The Towers Fell

       I was a teenager when the towers fell, the first 9/11. I remember watching it happen on TV and thinking that it all had to be a movie. It couldn’t be real. No way would humans do this to each other. I got caught up in the patriotism that soaked the nation in the following weeks. I watched the Shock and Awe campaign with some glee, thinking that our enemies were getting what they deserved. America was the best and now the world had been reminded of that.

       Then I went off to college and began to love a wider world than just the one I had grown up in. I fell in love with South American food and music, then Indian cultural complexities. I spent some time in each of those areas and for the first time really interacted with people who saw the world very differently than I did. And I loved them. Someone close to me suggested that I take an Islamic studies class. I refused. The Middle East was too foreign, too other, too war torn for me to ever want to go there. No. Way.
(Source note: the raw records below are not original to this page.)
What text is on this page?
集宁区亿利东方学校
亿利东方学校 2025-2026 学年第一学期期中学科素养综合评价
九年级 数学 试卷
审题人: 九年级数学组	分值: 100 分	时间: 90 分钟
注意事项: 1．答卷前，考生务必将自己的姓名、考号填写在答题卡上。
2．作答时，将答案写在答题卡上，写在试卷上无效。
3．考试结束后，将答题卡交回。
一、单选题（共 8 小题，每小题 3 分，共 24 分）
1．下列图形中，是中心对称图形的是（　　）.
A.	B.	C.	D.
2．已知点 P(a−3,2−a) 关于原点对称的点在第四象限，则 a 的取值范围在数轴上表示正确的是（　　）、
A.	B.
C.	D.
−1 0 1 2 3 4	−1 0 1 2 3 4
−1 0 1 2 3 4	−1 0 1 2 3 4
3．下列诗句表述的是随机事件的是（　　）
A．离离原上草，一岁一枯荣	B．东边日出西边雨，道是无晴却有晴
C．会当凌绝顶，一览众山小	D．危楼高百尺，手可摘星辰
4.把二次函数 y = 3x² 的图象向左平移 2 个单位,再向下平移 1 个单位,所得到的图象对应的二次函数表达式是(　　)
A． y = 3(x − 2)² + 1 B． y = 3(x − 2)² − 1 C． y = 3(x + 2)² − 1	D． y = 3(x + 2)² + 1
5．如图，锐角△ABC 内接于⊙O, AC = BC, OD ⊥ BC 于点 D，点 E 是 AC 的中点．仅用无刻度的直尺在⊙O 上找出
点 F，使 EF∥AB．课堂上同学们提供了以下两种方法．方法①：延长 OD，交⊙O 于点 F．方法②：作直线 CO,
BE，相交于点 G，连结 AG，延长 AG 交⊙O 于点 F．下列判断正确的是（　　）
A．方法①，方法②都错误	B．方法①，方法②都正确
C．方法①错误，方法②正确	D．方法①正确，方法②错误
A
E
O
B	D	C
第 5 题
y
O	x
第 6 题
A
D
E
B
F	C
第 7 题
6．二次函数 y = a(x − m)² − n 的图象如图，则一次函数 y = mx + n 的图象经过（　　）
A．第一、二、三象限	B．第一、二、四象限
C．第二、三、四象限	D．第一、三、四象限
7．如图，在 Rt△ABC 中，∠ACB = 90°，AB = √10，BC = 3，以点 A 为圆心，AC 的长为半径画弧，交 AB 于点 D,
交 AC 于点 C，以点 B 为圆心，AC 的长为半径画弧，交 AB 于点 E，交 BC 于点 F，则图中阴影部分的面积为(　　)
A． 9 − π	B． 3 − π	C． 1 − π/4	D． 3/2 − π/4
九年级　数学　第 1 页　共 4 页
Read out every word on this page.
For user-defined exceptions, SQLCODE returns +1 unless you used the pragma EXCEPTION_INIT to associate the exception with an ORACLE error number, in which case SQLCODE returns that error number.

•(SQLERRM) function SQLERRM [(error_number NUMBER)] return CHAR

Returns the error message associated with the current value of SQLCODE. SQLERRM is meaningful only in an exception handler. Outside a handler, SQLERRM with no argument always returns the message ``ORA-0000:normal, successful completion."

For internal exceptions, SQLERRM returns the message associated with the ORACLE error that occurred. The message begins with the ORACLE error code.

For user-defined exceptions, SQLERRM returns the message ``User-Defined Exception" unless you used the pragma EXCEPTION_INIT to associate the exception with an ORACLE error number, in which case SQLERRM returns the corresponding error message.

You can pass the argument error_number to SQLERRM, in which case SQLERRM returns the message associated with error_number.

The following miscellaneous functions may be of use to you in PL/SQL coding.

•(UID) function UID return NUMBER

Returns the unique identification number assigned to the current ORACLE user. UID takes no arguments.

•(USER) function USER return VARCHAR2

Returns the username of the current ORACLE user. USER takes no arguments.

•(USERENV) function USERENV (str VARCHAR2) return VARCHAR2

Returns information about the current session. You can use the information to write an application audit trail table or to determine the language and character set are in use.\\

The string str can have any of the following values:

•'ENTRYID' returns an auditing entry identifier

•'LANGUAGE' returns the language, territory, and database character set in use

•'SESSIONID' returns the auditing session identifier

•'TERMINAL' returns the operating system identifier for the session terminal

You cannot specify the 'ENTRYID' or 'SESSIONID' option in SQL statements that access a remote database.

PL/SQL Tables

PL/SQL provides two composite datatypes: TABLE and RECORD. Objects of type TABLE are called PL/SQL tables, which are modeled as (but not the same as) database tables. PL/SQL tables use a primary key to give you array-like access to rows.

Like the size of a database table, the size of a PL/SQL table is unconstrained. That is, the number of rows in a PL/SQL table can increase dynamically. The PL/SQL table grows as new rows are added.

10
       And then as my life waxed and waned after college I came across an article about a man who had decided that what Jesus would have him do was love his enemies, so he went to the Middle East with the purpose of meeting Al Qaeda members. He wanted to be salt and light to them, because that’s what Jesus would have done. Then a book crossed my path of another man in another area who had a heart to build schools to provide education to kids who would otherwise only be indoctrinated with radicalism. I saw for the first time that there was a hope for the Middle East other than war and terrorism.

The Turning Point

       My heart had begun to turn. My first impressions of the people of Afghanistan and Iraq had been one of unforgivable, world-rocking violence. I would never have said that I hated them, but deep in my heart I did. Now I couldn’t hate them; I could only hope better for them. That hope gave birth to action and, not a year after my head had been turned by those who went before me, I found myself on a plane to Iraq. I was going to teach and be a bringer of hope. I was going to do my part for a year; I ended up choosing to stay for five.

       During my time teaching one of my students did a presentation on 9/11 from a Middle Eastern perspective. It was the first time that I had watched the footage of the towers falling since I watched it happen live. I almost cried in the middle of class, because the pain of those moments was still real to me. It was still a tragedy.

       As I talked to this student after class and told him how the footage had affected me, he apologized for making me cry. Then he said “Miss, I just really want people to know that we are not all like this. We are not all terrorists.” And I realized that I, too, wanted people to see my students and their families, who were now so very dear to my heart, as people who hope for more than the violence that has been forced upon them. These people were loving and welcoming to me, a stranger. They wept with me over the hard things that happened in my life. They hoped for peace in their world, but they didn’t know how to find it.

A Hope and a Future

       The attacks on the World Trade Center and Pentagon were tragic, not only because of the lives that were lost on that day, but also because of the violence that caused those men to feel that death and destruction were their only hope for a future. That is such a twisted and dark place to be, and the results of that worldview were catastrophic. But God has hope for the people of the Middle East. He has a brighter future for them than murder and suicide.  And I got to be an instrument of that hope, a messenger of that future. God turned my hatred into a love that still fills and breaks my heart. He is using acts of evil to ultimately bring about His glory. Pain turned into hope, and that is always what is on my mind when I remember and mourn on 9/11.